Here are portions of the presentations by Mr. (or Prof?) Lingga. I like his data on the peaceful nature of Filipino Muslims, their high tolerance to live and co-exist with non-Muslims.

Rommel has a longer list of violent Islamic fundamentalist groups aside from the Abu Sayyaf Group (ASG) and the BIFF. These include the Rogue MNLF Elements (RME), Jimayah Islamiyah (JI) and the Khilafa Islamiyah Mindanao (KIM).

During the open forum, I spoke and argued that the bloated and pampered AFP and PNP bureaucracies are part of the problem why violence by the local communists (CPP-NPA) and Muslim secessionist movement stayed too long. Dealing with these violent local groups should be primarily a police function (plus LGUs, civil society), not military function (their constitutional mandate is external defense) hat generally uses heavy armaments and often, commit human rights violations, deliberately or not  The police are not doing this job, the AFP comes in to do what the police should be doing, and huge AFP annual budget and perks are justified while the PNP also keep their huge annual budget.
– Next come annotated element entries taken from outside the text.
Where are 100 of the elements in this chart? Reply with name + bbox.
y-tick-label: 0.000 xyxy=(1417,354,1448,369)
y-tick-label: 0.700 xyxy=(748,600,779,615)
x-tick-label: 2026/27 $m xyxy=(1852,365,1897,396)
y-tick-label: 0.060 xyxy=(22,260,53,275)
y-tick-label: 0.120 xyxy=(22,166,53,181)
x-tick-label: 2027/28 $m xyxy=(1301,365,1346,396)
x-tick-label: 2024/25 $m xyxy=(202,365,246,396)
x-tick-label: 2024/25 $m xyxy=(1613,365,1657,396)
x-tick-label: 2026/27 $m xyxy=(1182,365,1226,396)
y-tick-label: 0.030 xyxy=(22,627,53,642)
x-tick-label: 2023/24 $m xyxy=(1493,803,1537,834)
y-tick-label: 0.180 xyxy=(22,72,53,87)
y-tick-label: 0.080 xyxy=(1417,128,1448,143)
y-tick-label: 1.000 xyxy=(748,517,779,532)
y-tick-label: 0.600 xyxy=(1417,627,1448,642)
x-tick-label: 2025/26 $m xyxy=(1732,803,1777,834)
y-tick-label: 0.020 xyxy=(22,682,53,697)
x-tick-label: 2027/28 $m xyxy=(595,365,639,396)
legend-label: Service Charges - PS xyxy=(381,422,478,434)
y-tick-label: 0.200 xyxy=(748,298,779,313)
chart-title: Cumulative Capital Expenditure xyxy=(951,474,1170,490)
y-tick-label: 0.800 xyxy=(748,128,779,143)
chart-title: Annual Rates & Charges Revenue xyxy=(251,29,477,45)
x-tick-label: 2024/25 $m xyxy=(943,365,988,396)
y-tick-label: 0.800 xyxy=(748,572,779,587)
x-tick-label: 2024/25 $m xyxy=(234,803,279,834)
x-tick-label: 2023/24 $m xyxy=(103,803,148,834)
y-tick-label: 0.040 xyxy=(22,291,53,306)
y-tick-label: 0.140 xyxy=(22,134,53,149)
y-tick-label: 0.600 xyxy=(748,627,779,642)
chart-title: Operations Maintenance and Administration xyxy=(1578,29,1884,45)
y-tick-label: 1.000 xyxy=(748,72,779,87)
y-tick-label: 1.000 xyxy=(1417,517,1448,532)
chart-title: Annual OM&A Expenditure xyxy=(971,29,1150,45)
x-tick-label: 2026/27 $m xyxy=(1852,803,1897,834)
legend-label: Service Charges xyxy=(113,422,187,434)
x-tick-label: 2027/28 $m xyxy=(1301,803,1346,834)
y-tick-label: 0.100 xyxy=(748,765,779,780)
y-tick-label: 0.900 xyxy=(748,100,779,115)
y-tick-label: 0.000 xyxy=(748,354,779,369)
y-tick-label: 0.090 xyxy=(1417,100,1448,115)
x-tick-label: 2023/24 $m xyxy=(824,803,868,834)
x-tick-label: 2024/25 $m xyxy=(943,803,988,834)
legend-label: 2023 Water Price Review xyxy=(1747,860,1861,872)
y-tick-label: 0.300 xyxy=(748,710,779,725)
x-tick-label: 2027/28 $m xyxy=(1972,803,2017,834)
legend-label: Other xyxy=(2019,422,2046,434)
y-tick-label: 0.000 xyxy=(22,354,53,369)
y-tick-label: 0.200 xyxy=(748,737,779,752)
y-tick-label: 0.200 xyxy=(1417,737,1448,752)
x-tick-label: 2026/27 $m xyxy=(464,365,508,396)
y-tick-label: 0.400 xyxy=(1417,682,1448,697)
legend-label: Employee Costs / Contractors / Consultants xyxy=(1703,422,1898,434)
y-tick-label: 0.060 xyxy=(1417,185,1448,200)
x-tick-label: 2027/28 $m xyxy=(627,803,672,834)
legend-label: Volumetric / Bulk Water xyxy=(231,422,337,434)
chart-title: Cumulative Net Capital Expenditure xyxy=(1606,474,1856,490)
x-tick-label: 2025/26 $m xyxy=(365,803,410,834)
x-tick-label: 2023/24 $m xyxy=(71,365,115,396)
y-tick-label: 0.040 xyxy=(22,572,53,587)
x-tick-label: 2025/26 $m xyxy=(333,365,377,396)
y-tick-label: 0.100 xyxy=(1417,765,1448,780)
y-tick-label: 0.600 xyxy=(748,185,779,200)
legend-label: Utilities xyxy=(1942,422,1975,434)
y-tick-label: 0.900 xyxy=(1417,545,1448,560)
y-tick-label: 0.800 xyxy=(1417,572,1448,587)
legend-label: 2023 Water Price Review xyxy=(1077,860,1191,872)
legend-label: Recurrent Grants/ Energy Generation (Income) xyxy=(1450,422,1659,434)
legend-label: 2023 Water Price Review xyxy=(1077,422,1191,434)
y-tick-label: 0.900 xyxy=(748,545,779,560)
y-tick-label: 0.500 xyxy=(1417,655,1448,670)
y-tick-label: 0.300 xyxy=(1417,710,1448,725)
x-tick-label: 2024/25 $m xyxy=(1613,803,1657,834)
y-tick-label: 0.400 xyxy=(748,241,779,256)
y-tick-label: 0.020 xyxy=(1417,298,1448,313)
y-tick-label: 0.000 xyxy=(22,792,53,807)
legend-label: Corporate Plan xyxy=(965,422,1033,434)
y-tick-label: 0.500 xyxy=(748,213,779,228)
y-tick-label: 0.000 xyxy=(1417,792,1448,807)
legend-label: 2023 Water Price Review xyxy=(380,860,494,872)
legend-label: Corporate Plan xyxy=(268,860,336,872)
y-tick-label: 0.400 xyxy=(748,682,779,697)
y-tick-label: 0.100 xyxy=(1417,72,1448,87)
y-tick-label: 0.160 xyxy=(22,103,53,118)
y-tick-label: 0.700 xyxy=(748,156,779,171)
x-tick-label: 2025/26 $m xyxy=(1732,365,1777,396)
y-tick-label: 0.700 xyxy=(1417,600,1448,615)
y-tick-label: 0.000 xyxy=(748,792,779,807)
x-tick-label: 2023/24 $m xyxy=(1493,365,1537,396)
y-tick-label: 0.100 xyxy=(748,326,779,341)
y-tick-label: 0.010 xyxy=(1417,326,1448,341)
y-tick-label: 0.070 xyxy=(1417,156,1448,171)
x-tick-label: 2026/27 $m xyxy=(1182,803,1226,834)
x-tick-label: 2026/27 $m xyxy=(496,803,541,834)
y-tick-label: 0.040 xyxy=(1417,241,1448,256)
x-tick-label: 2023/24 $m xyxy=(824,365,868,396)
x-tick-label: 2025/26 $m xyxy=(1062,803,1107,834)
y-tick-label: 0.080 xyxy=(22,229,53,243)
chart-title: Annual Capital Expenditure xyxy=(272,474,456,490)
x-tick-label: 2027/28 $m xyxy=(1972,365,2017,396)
I asked Mr.  Lingga if there is a  substantial sector of Filipino Muslims who  think this way too, of the negative impact of heavy military and police bureaucratism. Unfortunately, the impression I gave (or his impression) was that I was asking about overall government bloated bureaucracies. He answered that the new entity under the proposed Bangsamoro  Basic Law (BBL) will determine what is the appropriate and  optimal size of bureaucracy they will  have.

After the open  forum, I approached him and mentioned that I  was referring  to  the AFP-PNP bureaucracies. The people feel unsafe while paying many taxes to sustain these two huge armed bureaucracies (plus many other bureaucracies). So they get many private security agencies to have peace of mind, or they arm themselves and put justice in their hands, common in many provinces in Mindanao.

I met many new faces there. Since I came  late, all the seats in  the middle and rear  tables  were fully occupied. A staff of one of the organizers looked for a vacant seat, he found one -- in the front table. So I was seated with some foreign  diplomats, police and other PH  government officials. I am sure the PNP officials beside me did not  like what  I said during  the open forum, no problem.

Had a chat with two  diplomats, Greg (?) from the Australian Embassy, and Mr. Ueno , First Secretary of Japan Embassy. He asked me about MGT, I said that we are just a small, independent free market think tank advocating  limited government. The main function of government is to promulgate the rule of law, protect the citizens' right to private property, right to life,  right to liberty, and many other functions  like endless welfarism are secondary to unnecessary functions.

A photo with Rommel (right) and Steve Cutler (middle), a bright man whose ideas in fb I follow. Steve is now a private businessman and  was  a  former  US Embassy official here in  Manila.

Overall, it was  a great conference. Thanks again Rommel for the invite. Do invite me again. Defense security and terrorism research is not my cup of tea but I benefit from listening to the experts in  this field, and imparting part of my ideas whenever they might fit.